Matias also had a hand in choosing the songs in the repertoire. “For the cultural opening, the music was from the Ramon Obusan Group. I merely expanded the arrangement,” she explained. “The songs of the hip-hop medley started with the kundiman, ‘Minamahal Kita.’ There were a lot of love songs to choose from, but I settled for this since I find the melody beautiful. The hip-hop segment was a homage to Francis M. Even the version of ‘Tayo’y Mga Pinoy,’ sung by KZ (Tandingan), was Francis’ version… The finale, of course, was the SEAG’s theme song, ‘We Win As One,’ composed by Ryan Cayabyab and written by Floy Quintos.”

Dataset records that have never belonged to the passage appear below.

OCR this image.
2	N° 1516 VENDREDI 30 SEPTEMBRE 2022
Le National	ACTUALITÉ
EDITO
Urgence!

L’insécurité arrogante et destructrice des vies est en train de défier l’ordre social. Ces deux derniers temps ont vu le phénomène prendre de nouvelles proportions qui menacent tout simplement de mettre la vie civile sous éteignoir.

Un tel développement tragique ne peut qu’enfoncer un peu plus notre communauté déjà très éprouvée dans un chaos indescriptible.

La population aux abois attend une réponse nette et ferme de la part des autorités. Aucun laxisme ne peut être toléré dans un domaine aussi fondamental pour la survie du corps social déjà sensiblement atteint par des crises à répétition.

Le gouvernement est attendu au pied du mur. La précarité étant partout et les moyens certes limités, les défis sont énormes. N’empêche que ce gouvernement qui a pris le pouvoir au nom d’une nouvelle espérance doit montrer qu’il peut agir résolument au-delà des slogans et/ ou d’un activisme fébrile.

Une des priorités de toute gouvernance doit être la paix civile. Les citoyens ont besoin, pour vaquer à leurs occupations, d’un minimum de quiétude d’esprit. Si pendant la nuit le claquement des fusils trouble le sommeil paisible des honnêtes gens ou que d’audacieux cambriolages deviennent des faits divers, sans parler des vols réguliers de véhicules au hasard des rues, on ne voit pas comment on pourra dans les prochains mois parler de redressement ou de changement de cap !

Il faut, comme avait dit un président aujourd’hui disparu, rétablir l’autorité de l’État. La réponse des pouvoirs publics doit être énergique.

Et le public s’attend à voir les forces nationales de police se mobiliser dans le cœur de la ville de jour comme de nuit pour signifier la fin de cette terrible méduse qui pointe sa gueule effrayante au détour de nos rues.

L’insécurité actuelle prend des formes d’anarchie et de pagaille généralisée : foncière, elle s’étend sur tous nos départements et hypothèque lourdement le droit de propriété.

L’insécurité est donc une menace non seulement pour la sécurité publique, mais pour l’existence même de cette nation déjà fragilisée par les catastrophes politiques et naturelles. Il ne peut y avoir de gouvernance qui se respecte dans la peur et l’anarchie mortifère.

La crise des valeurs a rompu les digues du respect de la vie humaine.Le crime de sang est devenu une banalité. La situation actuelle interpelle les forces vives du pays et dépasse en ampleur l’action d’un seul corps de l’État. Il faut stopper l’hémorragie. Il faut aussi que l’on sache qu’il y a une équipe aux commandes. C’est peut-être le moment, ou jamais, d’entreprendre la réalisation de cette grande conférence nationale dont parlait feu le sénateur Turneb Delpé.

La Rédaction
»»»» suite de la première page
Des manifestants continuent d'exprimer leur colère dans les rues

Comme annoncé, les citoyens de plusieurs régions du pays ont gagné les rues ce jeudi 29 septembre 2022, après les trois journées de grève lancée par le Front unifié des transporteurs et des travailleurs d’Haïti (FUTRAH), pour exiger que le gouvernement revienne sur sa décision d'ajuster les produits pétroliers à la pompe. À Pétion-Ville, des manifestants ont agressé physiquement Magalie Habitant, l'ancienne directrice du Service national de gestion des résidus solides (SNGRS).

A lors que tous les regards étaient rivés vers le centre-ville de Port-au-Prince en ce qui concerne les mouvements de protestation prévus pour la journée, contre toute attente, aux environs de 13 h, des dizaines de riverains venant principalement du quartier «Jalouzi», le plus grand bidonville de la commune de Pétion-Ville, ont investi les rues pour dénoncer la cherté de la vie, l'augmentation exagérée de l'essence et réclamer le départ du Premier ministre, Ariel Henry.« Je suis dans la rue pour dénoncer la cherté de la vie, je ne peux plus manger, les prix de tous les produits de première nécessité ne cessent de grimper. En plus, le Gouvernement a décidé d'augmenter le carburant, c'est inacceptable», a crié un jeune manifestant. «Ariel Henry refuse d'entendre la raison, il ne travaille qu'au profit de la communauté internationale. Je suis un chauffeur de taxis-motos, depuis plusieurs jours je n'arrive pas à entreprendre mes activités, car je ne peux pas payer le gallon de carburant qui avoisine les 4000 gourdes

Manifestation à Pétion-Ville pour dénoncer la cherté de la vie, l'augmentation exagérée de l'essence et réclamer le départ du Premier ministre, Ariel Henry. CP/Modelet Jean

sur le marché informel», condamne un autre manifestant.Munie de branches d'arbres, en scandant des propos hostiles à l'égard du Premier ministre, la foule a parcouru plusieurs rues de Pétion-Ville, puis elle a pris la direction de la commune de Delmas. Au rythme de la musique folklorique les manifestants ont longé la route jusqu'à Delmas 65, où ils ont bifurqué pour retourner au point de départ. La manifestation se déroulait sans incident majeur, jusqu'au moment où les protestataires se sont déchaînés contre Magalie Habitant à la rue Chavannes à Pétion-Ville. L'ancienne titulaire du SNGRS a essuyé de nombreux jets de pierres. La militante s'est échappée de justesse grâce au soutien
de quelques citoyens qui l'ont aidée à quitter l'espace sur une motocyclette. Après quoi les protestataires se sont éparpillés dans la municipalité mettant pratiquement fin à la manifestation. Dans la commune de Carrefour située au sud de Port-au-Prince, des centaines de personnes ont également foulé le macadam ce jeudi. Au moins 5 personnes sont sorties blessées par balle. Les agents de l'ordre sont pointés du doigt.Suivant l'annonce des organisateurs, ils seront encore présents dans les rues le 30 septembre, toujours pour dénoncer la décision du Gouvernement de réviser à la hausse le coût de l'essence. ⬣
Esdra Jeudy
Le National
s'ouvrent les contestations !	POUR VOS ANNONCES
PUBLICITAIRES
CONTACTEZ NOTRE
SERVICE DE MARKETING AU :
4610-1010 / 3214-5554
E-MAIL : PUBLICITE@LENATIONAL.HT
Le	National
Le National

The singers were beaming with pride while they sang to honor the Filipino athletes and represent the Filipino nation. “It was surreal,” recounted Jed Madela. “Holding back tears is one difficult thing when you’re singing. I was just beaming with so much pride.”

Anna Fegi, who performed in the finale, revealed: “It was hard not to be overwhelmed by emotion. This was not just an everyday performance. We were representing our country.”

For a brief moment, affiliations, controversies and crises were set aside in favor of love for country.

“I felt a sense of unity for that one moment,” said Christian Bautista. “It was glorious.”

The 90-minute program was produced by representatives from the Phisgoc, Philippine-based staging companies Video Sonic and Stage Craft International Inc., with US-based live events creator FiveCurrents.

For them, the event was a high point in their professional lives. FiveCurrents’ creative director Libby Hyland had worked on big international sports ceremonies before—from Los Angeles to Sochi to London to Jakarta—and yet, she considers her experience in the Philippines as one for the books.

“I’ve been around the world and seen a lot of different ceremonies. [But] I can honestly say this is the highlight of my career,” she said.

Preparations for it began early. Creative director Floy Quintos started writing the concept in 2018. Singers were contacted around April of this year to firm up the artist lineup.

“They [production team] needed to confirm our availability that early because this was such a huge undertaking,” Fegi recalled.

Aside from Madela, Fegi, Bautista and Tandingan, the other Filipino singers who took part in the opening ceremonies, were: Lani Misalucha, Aicelle Santos, Elmo Magalona, Iñigo Pascual, TNT Boys, Robert Seña and Apl.de.Ap.